10
votes

What is the best way to partition the data by a field into predefined partition count?

I am currently partitioning the data by specifying the partionCount=600. The count 600 is found to give best query performance for my dataset/cluster setup.

val rawJson = sqlContext.read.json(filename).coalesce(600)
rawJson.write.parquet(filenameParquet)

Now I want to partition this data by the column 'eventName' but still keep the count 600. The data currently has around 2000 unique eventNames, plus the number of rows in each eventName is not uniform. Around 10 eventNames have more than 50% of the data causing data skew. Hence if I do the partitioning like below, its not very performant. The write is taking 5x more time than without.

val rawJson = sqlContext.read.json(filename)
rawJson.write.partitionBy("eventName").parquet(filenameParquet)

What is a good way to partition the data for these scenarios? Is there a way to partition by eventName but spread this into 600 partitions?

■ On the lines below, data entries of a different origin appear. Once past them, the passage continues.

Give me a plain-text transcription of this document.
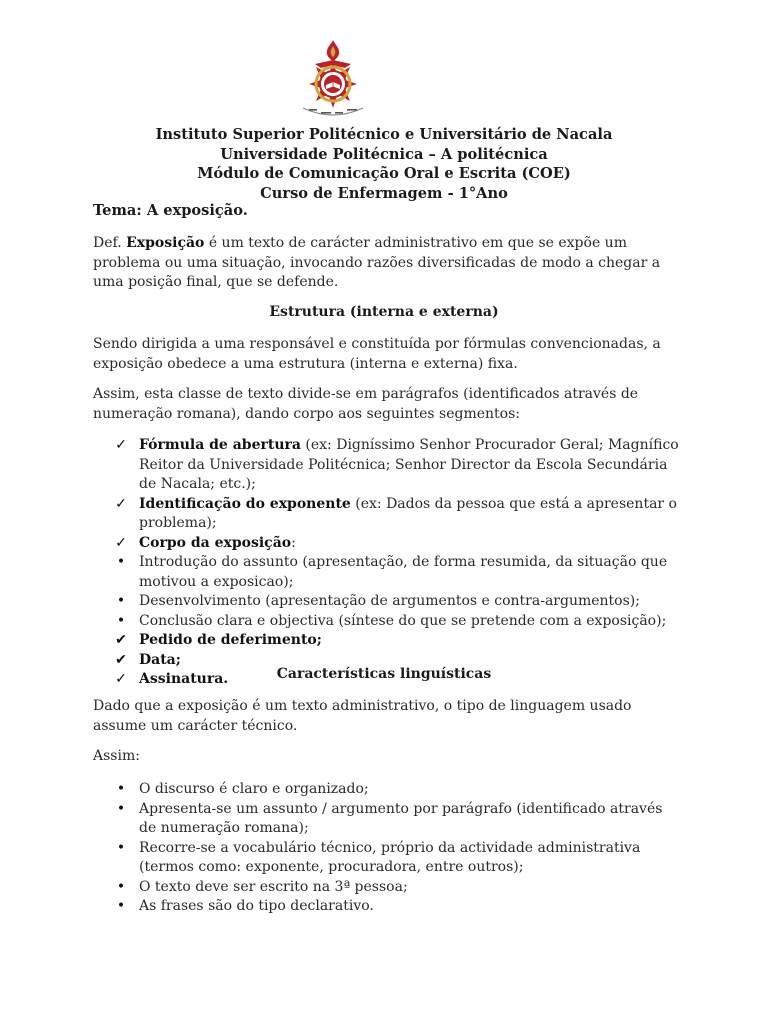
Instituto Superior Politécnico e Universitário de Nacala
Universidade Politécnica – A politécnica
Módulo de Comunicação Oral e Escrita (COE)
Curso de Enfermagem - 1°Ano
Tema: A exposição.
Def. Exposição é um texto de carácter administrativo em que se expõe um problema ou uma situação, invocando razões diversificadas de modo a chegar a uma posição final, que se defende.
Estrutura (interna e externa)
Sendo dirigida a uma responsável e constituída por fórmulas convencionadas, a exposição obedece a uma estrutura (interna e externa) fixa.
Assim, esta classe de texto divide-se em parágrafos (identificados através de numeração romana), dando corpo aos seguintes segmentos:
✓ Fórmula de abertura (ex: Digníssimo Senhor Procurador Geral; Magnífico Reitor da Universidade Politécnica; Senhor Director da Escola Secundária de Nacala; etc.);
✓ Identificação do exponente (ex: Dados da pessoa que está a apresentar o problema);
✓ Corpo da exposição:
• Introdução do assunto (apresentação, de forma resumida, da situação que motivou a exposicao);
• Desenvolvimento (apresentação de argumentos e contra-argumentos);
• Conclusão clara e objectiva (síntese do que se pretende com a exposição);
✔ Pedido de deferimento;
✔ Data;
✓ Assinatura.	Características linguísticas
Dado que a exposição é um texto administrativo, o tipo de linguagem usado assume um carácter técnico.
Assim:
• O discurso é claro e organizado;
• Apresenta-se um assunto / argumento por parágrafo (identificado através de numeração romana);
• Recorre-se a vocabulário técnico, próprio da actividade administrativa (termos como: exponente, procuradora, entre outros);
• O texto deve ser escrito na 3ª pessoa;
• As frases são do tipo declarativo.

My schema looks like this:

{  
  "eventName": "name1",
  "time": "2016-06-20T11:57:19.4941368-04:00",
  "data": {
    "type": "EventData",
    "dataDetails": {
      "name": "detailed1",
      "id": "1234",
...
...
    }
  }
} 

Thanks!

1

1 Answers

9
votes

This is a common problem with skewed data and there are several approaches you can take.

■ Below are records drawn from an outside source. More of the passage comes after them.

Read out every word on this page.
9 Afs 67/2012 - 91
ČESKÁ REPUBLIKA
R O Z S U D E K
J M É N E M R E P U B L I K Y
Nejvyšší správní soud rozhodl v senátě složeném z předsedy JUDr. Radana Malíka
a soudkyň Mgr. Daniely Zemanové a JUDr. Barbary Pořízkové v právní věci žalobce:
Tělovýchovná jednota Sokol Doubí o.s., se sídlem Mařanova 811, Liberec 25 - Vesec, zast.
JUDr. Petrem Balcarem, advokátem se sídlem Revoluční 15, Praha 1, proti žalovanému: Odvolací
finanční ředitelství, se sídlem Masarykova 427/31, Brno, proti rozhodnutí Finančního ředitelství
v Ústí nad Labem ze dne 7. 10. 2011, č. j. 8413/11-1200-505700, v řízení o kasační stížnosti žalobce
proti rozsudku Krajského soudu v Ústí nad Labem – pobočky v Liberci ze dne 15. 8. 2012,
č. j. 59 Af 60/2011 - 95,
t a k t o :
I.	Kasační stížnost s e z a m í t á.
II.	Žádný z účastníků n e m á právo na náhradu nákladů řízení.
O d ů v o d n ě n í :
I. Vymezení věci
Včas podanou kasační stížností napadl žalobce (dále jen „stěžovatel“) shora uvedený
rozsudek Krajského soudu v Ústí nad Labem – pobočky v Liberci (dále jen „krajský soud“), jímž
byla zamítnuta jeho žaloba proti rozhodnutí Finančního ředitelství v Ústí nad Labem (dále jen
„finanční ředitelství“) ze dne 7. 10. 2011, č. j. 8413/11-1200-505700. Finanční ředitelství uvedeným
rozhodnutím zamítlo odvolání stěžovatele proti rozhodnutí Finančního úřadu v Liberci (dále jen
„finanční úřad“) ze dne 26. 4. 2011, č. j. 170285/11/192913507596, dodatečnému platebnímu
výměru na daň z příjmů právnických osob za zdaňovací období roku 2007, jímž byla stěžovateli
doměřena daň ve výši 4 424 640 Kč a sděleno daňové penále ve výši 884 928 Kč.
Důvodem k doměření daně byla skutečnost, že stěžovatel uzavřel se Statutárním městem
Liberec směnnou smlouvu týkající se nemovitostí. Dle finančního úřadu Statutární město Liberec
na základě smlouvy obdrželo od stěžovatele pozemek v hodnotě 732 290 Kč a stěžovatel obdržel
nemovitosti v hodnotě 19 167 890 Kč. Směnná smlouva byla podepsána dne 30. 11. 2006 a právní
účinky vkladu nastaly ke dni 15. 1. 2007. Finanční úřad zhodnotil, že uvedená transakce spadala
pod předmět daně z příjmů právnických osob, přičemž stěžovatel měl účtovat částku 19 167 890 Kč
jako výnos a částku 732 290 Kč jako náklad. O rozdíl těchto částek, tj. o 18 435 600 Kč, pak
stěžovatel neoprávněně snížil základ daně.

List bucketing works if the skew remains stable over time, which may or may not be the case, especially if new values of the partitioning variable are introduced. I have not researched how easy it is to adjust list bucketing over time and, as your comment states, you can't use that anyway because it is a Spark 2.0 feature.

If you are on 1.6.x, the key observation is that you can create your own function that maps each event name into one of 600 unique values. You can do this as a UDF or as a case expression. Then, you simply create a column using that function and then partition by that column using repartition(600, 'myPartitionCol) as opposed to coalesce(600).

Because we deal with very skewed data at Swoop, I've found the following workhorse data structure to be quite useful for building partitioning-related tools.

/** Given a key, returns a random number in the range [x, y) where
  * x and y are the numbers in the tuple associated with a key.
  */
class RandomRangeMap[A](private val m: Map[A, (Int, Int)]) extends Serializable {
  private val r = new java.util.Random() // Scala Random is not serializable in 2.10

  def apply(key: A): Int = {
    val (start, end) = m(key)
    start + r.nextInt(end - start)
  }

  override def toString = s"RandomRangeMap($r, $m)"
}

For example, here is how we build a partitioner for a slightly different case: one where the data is skewed and the number of keys is small so we have to increase the number of partitions for the skewed keys while sticking with 1 as the minimum number of partitions per key:

/** Partitions data such that each unique key ends in P(key) partitions.
  * Must be instantiated with a sequence of unique keys and their Ps.
  * Partition sizes can be highly-skewed by the data, which is where the
  * multiples come in.
  *
  * @param keyMap  maps key values to their partition multiples
  */
class ByKeyPartitionerWithMultiples(val keyMap: Map[Any, Int]) extends Partitioner {
  private val rrm = new RandomRangeMap(
    keyMap.keys
      .zip(
        keyMap.values
          .scanLeft(0)(_+_)
          .zip(keyMap.values)
          .map {
            case (start, count) => (start, start + count)
          }
      )
      .toMap
  )

  override val numPartitions =
    keyMap.values.sum

  override def getPartition(key: Any): Int =
    rrm(key)
}

object ByKeyPartitionerWithMultiples {

  /** Builds a UDF with a ByKeyPartitionerWithMultiples in a closure.
    *
    * @param keyMap  maps key values to their partition multiples
    */
  def udf(keyMap: Map[String, Int]) = {
    val partitioner = new ByKeyPartitionerWithMultiples(keyMap.asInstanceOf[Map[Any, Int]])
    (key:String) => partitioner.getPartition(key)
  }

}

In your case, you have to merge several event names into a single partition, which would require changes but I hope the code above gives you an idea how to approach the problem.

One final observation is that if the distribution of event names values a lot in your data over time, you can perform a statistics gathering pass over some part of the data to compute a mapping table. You don't have to do this all the time, just when it is needed. To determine that, you can look at the number of rows and/or size of output files in each partition. In other words, the entire process can be automated as part of your Spark jobs.